Le général Aoun refuse de voir la réalité en face, et ne veut interpréter les développements internes successifs qu’à partir de sa propre lecture.

Michel Aoun ne veut pas admettre que toutes les indications concernant l'accord conclu révèlent qu'il s'agit d'un début, et non d'un aboutissement de négociations qu'il a voulu dépeindre comme éprouvantes et difficiles, ayant nécessité des efforts ardus de sa part.

Le président sortant et son équipe politique se sont empressés de s’approprier le succès de ce dossier, et gommer l’idée qu’ils se sont pliés à la volonté américaine portant sur cet accord qui s’est fait avec l’approbation du Hezbollah et de l’Iran, chef de file de l’axe obstructionniste.

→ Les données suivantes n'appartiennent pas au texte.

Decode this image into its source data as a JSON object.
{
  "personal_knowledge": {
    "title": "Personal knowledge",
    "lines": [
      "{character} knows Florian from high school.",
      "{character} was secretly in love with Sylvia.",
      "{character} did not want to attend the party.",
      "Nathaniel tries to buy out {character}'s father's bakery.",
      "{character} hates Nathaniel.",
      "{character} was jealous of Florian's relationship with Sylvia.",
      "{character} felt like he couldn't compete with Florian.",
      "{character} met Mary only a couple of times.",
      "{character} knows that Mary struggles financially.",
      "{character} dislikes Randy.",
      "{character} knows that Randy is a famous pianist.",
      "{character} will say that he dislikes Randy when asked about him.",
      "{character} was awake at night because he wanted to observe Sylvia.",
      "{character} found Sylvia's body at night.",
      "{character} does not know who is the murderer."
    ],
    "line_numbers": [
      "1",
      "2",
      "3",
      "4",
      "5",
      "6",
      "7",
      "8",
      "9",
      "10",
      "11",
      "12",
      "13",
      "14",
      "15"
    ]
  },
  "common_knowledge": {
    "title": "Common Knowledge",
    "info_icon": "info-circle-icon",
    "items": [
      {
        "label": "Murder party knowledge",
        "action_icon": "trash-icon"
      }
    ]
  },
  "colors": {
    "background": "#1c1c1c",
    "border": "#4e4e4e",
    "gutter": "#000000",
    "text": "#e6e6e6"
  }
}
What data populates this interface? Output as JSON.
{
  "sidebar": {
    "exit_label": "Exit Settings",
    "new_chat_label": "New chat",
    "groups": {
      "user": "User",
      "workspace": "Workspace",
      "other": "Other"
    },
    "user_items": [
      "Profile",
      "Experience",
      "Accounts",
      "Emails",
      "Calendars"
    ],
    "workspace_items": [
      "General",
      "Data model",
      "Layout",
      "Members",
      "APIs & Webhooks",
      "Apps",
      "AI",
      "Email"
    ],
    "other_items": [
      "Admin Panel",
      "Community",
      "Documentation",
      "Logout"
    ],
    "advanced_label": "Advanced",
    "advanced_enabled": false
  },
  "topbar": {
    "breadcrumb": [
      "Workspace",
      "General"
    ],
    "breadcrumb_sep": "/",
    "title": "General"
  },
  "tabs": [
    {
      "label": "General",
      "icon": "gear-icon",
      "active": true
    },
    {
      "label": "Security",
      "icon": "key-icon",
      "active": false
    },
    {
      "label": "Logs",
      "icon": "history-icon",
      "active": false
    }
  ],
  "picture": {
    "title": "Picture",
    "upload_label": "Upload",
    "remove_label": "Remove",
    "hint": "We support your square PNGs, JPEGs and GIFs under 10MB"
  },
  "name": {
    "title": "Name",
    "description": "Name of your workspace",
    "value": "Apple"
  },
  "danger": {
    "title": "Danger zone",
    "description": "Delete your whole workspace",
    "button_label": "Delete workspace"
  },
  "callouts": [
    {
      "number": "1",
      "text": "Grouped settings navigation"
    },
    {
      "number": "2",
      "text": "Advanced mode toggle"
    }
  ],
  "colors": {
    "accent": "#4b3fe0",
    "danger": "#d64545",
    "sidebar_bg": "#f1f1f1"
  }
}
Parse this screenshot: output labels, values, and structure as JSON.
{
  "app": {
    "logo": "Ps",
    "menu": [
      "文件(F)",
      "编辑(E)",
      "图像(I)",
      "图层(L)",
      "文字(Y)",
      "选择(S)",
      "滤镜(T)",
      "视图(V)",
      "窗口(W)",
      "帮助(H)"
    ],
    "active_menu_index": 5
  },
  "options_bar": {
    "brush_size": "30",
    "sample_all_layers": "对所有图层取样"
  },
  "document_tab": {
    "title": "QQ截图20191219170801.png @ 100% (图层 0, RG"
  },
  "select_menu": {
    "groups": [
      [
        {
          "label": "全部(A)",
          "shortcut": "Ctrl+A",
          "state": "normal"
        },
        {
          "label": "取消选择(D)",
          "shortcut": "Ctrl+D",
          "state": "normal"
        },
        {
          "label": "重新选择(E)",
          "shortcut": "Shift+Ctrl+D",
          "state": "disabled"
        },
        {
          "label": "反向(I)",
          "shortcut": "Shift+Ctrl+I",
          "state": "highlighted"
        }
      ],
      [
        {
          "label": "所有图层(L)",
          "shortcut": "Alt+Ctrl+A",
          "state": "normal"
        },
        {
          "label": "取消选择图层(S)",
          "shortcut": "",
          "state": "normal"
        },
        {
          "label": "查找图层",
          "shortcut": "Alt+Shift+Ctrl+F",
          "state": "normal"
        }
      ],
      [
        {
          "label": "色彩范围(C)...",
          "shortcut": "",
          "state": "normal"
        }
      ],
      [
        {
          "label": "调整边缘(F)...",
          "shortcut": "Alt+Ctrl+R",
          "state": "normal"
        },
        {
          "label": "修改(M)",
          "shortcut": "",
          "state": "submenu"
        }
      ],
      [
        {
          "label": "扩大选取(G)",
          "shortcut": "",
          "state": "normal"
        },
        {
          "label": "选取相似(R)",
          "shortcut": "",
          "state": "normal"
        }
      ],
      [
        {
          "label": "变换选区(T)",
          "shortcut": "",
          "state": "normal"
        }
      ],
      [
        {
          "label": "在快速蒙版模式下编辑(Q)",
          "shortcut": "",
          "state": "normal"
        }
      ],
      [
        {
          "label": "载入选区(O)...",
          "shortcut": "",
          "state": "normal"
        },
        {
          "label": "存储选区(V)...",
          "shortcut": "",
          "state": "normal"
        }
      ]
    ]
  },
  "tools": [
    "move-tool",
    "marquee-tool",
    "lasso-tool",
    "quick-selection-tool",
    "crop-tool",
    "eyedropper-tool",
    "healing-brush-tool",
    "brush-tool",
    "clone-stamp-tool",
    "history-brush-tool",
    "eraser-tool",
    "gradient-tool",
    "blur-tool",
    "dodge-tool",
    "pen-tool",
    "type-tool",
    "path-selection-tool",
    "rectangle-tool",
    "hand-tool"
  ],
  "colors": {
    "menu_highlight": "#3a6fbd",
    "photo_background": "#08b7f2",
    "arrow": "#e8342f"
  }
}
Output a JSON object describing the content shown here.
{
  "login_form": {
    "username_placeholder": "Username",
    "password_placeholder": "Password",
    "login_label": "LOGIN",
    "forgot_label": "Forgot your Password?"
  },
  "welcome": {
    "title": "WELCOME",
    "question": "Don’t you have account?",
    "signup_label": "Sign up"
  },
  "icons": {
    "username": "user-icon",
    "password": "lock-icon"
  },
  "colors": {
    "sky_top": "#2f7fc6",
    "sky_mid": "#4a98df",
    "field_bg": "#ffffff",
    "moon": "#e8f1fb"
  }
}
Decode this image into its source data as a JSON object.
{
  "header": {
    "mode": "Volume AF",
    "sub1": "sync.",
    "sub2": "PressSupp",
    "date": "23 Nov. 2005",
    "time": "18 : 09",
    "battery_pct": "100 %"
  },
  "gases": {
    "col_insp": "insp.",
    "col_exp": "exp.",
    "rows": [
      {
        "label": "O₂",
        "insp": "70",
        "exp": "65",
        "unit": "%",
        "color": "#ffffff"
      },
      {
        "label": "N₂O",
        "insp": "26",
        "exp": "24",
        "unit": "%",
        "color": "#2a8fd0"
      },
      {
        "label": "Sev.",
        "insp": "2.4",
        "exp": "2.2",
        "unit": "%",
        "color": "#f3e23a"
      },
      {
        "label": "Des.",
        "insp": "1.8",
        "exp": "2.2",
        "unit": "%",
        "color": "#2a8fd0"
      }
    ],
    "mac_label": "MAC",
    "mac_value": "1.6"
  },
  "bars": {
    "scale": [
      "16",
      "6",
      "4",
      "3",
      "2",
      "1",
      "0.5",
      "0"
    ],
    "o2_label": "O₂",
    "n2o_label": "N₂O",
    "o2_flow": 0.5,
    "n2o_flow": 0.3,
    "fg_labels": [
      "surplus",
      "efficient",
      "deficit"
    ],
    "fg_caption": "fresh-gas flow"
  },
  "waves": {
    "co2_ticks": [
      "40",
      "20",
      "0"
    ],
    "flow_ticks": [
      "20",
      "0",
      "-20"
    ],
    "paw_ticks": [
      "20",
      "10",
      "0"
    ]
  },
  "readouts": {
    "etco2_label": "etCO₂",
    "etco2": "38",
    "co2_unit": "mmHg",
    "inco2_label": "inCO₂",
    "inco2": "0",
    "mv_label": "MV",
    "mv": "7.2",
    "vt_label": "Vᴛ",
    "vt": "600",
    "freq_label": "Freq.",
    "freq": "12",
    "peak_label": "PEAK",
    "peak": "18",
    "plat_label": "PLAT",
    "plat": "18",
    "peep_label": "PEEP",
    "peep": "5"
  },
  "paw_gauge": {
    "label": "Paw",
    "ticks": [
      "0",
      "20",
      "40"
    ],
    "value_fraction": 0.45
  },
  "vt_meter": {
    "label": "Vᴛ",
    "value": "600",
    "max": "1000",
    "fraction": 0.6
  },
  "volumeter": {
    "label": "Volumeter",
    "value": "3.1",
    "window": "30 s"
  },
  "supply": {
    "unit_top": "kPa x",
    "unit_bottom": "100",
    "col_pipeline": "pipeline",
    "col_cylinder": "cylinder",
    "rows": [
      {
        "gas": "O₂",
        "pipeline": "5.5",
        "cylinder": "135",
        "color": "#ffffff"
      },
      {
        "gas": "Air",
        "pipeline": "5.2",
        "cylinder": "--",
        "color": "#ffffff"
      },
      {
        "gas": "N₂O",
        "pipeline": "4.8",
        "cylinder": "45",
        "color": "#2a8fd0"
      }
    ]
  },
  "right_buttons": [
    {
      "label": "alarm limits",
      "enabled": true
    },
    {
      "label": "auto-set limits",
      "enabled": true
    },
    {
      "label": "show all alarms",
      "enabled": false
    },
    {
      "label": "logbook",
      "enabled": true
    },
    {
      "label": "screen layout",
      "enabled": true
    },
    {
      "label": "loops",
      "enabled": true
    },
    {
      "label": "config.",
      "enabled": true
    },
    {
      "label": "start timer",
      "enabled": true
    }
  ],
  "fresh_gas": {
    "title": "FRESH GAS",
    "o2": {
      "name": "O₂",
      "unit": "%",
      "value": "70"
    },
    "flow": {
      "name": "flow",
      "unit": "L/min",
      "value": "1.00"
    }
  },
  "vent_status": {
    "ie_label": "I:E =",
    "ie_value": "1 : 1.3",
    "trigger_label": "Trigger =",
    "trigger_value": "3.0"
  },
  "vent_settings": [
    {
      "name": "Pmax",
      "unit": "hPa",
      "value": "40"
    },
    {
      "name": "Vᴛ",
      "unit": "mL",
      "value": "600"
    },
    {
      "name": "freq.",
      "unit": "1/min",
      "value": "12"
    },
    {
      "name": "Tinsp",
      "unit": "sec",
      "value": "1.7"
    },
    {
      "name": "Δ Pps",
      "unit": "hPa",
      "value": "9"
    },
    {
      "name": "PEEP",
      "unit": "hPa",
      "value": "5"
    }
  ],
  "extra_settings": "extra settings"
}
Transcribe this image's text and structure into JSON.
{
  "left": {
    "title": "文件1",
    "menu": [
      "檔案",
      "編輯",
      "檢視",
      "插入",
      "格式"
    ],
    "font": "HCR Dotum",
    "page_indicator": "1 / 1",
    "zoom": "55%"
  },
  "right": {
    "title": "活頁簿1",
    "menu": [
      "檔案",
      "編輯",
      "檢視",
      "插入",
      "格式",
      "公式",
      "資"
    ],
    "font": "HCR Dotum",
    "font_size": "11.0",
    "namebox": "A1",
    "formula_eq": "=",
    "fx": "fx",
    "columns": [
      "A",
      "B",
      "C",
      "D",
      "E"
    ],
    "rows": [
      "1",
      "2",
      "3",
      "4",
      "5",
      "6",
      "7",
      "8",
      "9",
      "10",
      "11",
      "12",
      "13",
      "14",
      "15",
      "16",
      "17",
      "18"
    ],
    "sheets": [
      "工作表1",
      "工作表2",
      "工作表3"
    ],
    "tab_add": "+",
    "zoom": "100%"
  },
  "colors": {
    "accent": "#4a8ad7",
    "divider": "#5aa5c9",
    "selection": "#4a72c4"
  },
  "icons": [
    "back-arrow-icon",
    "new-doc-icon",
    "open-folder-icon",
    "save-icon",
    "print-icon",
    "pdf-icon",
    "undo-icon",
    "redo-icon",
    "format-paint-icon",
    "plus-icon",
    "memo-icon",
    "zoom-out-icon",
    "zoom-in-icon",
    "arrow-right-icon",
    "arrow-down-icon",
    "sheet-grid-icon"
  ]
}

Par ailleurs, Michel Aoun s’est dépêché de laisser croire qu’il a sauvé les Libanais de l’effondrement financier et économique. Sans compter qu’il s'est empressé de promouvoir un autre de ses fameux accomplissements, en suggérant qu’il a jeté les bases de la démarcation des frontières maritimes avec le régime Assad.

Mais plus important encore, le président et son gendre, le député Gebran Bassil, ont présumé que la conclusion de l'accord de démarcation était une opportunité pour s’accrocher au pouvoir, écarter les opposants, et par conséquent, imposer leur volonté quant aux dossiers de la présidence de la République et de la formation du gouvernement. Les deux hommes ont été même plus loin en évoquant la nécessité de repenser la formule politique libanaise, la Constitution, ainsi que l’entente nationale qui est au cœur de l'accord de Taëf.

Toutefois, il est déplorable de relever que certaines parties soutiennent cette vision, le but recherché étant de garder les Libanais otages de ce « mandat fort », même après le départ de Michel Aoun du Palais de Baabda. Force est de relever dans ce cadre que le Hezbollah et son maître, entendre l'Iran, n’auront, actuellement, aucune personnalité capable de mettre en œuvre leur projet avec autant de loyauté et de rigueur que M. Aoun.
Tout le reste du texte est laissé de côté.